The Israel Defense Forces said on Tuesday that it struck more than 130 military targets in Gaza, as part of “Operation Guardian of the Walls,” launched on Monday in response to a Hamas rocket assault on Israel.
Gaza terror factions have fired more than 200 projectiles at Israel since Monday, the IDF stated, and six Israeli civilians sustained injuries in Ashkelon after two residential buildings sustained direct hits on Tuesday morning.
International IDF spokesman Lt. Col. Jonathan Conricus said that many of the military’s attacks on targets were planned “well in advance,” using “systematic intelligence and targeting. We are now executing strikes on targets that we detected, researched and analyzed for quite some time.”
The IDF estimated on Tuesday morning that it had killed 15 Hamas and Palestinian Islamic Jihad operatives since the start of hostilities.
Conricus added that the IDF has received reports that some of the armed enemy personnel were killed in an airstrike on a tunnel inside Gaza.
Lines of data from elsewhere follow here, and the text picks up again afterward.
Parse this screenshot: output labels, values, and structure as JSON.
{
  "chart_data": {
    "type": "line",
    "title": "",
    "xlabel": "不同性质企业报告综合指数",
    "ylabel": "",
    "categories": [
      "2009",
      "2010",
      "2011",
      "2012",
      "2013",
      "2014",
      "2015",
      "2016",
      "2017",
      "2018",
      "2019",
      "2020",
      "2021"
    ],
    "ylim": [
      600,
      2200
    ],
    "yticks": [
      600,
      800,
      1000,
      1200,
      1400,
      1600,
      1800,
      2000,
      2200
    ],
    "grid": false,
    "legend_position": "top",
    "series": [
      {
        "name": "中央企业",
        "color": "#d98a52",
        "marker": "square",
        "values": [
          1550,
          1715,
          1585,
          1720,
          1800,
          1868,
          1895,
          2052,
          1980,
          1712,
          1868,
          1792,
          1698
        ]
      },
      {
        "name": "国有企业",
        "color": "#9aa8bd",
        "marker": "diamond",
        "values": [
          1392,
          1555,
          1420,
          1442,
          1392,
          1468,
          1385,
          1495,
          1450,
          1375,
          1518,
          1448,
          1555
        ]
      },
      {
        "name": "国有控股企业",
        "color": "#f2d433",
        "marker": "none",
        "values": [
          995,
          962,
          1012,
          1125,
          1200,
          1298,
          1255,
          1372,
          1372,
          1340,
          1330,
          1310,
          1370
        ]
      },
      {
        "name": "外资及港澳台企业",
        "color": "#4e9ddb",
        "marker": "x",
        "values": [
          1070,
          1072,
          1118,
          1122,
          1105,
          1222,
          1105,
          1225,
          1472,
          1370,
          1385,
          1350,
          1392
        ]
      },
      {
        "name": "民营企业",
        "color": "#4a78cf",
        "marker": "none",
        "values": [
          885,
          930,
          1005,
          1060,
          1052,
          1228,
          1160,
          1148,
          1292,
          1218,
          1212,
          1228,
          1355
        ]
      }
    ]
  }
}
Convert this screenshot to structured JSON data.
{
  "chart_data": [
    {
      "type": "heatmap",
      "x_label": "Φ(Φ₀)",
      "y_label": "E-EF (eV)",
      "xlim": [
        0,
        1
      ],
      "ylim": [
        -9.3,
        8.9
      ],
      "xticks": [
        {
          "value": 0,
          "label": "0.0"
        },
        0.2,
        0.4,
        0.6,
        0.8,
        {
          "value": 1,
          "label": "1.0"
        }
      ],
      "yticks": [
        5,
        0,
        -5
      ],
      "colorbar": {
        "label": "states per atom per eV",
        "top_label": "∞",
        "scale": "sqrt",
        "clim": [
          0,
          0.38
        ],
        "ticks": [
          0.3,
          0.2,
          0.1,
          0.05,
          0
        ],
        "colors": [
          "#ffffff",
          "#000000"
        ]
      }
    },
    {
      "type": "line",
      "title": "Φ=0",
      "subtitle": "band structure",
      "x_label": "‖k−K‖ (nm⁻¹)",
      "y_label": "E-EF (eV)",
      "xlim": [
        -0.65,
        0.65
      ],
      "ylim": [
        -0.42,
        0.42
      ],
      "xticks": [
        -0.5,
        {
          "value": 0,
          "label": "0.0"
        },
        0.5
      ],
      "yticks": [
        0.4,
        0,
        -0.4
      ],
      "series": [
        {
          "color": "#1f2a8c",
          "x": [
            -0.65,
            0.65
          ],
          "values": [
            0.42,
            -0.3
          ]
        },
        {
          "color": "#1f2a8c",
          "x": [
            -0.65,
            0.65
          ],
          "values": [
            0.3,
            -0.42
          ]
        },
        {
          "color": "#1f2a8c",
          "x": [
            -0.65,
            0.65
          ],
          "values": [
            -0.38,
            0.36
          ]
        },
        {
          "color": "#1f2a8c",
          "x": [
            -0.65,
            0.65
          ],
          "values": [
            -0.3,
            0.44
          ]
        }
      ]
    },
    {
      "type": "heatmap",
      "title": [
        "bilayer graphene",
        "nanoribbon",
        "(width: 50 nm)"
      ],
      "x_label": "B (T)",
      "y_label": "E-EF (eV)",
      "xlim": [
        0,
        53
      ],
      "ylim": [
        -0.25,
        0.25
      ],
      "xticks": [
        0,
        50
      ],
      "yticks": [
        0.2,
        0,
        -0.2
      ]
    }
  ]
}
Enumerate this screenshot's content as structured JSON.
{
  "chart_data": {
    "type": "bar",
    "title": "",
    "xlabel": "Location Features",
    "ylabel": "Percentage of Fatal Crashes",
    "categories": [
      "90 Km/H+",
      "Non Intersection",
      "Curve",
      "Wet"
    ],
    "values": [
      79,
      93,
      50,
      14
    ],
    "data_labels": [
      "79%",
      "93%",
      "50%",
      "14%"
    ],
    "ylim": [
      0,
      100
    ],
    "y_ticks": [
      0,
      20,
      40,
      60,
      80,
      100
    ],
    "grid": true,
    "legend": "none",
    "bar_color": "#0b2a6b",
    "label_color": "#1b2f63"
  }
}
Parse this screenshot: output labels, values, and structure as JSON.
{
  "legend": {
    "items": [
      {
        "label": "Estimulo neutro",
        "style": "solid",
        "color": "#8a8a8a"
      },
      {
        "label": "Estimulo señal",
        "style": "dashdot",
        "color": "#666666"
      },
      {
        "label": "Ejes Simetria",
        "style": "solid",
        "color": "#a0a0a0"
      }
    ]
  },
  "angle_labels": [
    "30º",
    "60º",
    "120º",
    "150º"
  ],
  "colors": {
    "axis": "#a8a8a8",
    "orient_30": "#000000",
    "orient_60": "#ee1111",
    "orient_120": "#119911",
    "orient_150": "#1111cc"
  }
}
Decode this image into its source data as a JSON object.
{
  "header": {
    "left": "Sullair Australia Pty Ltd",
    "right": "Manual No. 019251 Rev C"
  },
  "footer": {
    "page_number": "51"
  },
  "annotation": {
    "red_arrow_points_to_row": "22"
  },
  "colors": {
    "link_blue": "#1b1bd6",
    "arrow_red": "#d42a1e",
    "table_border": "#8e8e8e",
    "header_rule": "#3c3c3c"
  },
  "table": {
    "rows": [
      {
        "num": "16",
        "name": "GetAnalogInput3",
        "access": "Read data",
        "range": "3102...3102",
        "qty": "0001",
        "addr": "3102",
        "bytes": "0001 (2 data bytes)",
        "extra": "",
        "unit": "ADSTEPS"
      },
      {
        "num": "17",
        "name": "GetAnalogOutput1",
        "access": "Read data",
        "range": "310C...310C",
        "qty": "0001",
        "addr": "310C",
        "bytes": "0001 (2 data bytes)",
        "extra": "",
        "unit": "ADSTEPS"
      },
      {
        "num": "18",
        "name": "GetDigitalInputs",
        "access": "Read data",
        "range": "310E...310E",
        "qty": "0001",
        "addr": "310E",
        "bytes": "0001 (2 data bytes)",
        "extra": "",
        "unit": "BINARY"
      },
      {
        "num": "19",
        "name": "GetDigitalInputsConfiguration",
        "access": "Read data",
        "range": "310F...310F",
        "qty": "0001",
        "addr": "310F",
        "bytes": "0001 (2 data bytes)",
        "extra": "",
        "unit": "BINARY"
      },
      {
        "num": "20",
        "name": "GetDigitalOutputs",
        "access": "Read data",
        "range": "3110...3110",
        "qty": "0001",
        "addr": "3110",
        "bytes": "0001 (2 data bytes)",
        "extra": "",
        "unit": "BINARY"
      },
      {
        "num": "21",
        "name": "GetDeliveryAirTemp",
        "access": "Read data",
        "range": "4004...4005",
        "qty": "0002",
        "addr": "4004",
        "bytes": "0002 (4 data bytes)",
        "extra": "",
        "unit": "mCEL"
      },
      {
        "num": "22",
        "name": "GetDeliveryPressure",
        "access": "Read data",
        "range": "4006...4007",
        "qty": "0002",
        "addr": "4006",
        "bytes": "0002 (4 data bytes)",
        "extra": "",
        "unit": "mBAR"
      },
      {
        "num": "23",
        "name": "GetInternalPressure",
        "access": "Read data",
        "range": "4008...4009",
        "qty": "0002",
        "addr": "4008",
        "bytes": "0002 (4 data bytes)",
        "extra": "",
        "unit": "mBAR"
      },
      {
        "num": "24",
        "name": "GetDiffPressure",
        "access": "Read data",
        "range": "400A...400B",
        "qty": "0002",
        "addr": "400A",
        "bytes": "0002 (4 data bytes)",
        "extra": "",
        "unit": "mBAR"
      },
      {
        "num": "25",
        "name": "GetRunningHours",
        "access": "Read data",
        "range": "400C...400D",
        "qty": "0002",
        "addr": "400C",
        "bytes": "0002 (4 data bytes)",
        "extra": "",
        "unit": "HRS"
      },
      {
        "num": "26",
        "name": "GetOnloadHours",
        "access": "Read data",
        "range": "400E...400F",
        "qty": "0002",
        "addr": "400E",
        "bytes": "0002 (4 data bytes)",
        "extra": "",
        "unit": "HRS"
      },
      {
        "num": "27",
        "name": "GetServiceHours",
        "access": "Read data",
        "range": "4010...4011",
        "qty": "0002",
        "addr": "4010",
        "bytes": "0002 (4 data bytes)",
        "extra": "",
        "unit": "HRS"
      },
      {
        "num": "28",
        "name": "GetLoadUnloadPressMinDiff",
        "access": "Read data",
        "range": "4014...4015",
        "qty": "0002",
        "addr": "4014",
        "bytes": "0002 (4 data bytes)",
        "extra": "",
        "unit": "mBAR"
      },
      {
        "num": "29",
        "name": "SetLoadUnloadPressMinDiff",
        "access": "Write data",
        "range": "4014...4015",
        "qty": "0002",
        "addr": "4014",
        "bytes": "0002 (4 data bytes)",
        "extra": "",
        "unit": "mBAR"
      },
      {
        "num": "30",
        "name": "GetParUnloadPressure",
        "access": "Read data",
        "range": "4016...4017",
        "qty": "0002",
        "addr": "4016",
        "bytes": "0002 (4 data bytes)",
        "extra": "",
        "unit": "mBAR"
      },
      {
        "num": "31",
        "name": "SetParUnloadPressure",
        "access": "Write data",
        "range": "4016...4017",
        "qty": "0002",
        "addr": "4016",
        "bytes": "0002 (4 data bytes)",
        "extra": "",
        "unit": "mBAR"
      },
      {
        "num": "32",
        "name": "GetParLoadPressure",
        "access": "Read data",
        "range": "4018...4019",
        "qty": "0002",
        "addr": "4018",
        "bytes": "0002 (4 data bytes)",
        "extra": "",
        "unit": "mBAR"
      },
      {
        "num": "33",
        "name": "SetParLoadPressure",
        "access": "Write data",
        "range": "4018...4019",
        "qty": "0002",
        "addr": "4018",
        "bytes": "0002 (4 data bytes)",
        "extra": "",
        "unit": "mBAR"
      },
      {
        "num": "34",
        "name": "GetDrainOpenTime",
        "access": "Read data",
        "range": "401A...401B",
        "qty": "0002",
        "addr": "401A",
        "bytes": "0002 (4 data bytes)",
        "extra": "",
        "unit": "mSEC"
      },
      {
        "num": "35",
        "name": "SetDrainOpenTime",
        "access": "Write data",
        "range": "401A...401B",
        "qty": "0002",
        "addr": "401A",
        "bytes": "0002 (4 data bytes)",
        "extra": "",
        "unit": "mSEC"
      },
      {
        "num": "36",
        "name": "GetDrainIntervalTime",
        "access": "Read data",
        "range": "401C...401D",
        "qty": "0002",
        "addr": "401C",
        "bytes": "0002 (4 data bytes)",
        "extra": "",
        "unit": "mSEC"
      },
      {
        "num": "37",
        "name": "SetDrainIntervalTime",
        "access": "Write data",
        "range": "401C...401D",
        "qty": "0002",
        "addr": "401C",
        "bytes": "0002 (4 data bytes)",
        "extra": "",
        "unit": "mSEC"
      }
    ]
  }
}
With the start of hostilities, armed operatives go into hiding, often underground—underneath or within civilian infrastructure, he said, “making it challenging to strike them. But we are targeting them.”
Some of those hit were involved in the firing of rockets, while others were engaged in other types of military activity.
The Israeli Air Force is using fighter jets and unmanned aerial vehicles for “hunting these terror operatives,” said Conricus.
Commenting on reports of civilian casualties in Gaza, Conricus said that the IDF is looking into those and could not yet confirm or deny its involvement. This was in reference to Gaza’s Health Ministry claiming that 20 people, including nine children, were killed in Israeli strikes.
“We are aware of Hamas and Palestinian Islamic Jihad efforts to nurture a narrative of harm done by Israel to noncombatants. That is not true. We take every effort to limit harm to noncombatants,” he said, adding that around one-third of the rockets fired at Israel since Monday have fallen short, exploding inside Gaza, causing casualties and damage inside the Strip.
The military spokesman divided targets in Gaza being struck by the IAF into four types: Rocket- and weapons-manufacturing facilities; storage facilities for the rockets and weapons; training facilities; and military bases in compounds that dot the Strip.
Special targets hit by the IAF included a Hamas intelligence operations center in southern Gaza, two terror-attack tunnels near the Israeli border that were in different stages of preparation and the home of a Hamas battalion commander in a high-rise building.
Unlike “Operation Protective Edge” in 2014, during which Israeli territory was infiltrated by dozens of cross-border attack tunnels, today the IDF has an underground sensory barrier that runs along the 65-kilometer (40-mile) Gaza border, automatically detecting and alerting the Israeli military to the presence of tunnels. The barrier has enabled the detection and destruction of 20 cross-border tunnels dug by Hamas and Palestinian Islamic Jihad since 2017, said Conricus.
The situation today is “totally different” from that of 2014, he said, concluding, “We see Hamas’s attack against Israel as a very severe one that will clearly not go unanswered. In terms of our posture, we are in the early stages of our counter-strikes. They will continue.”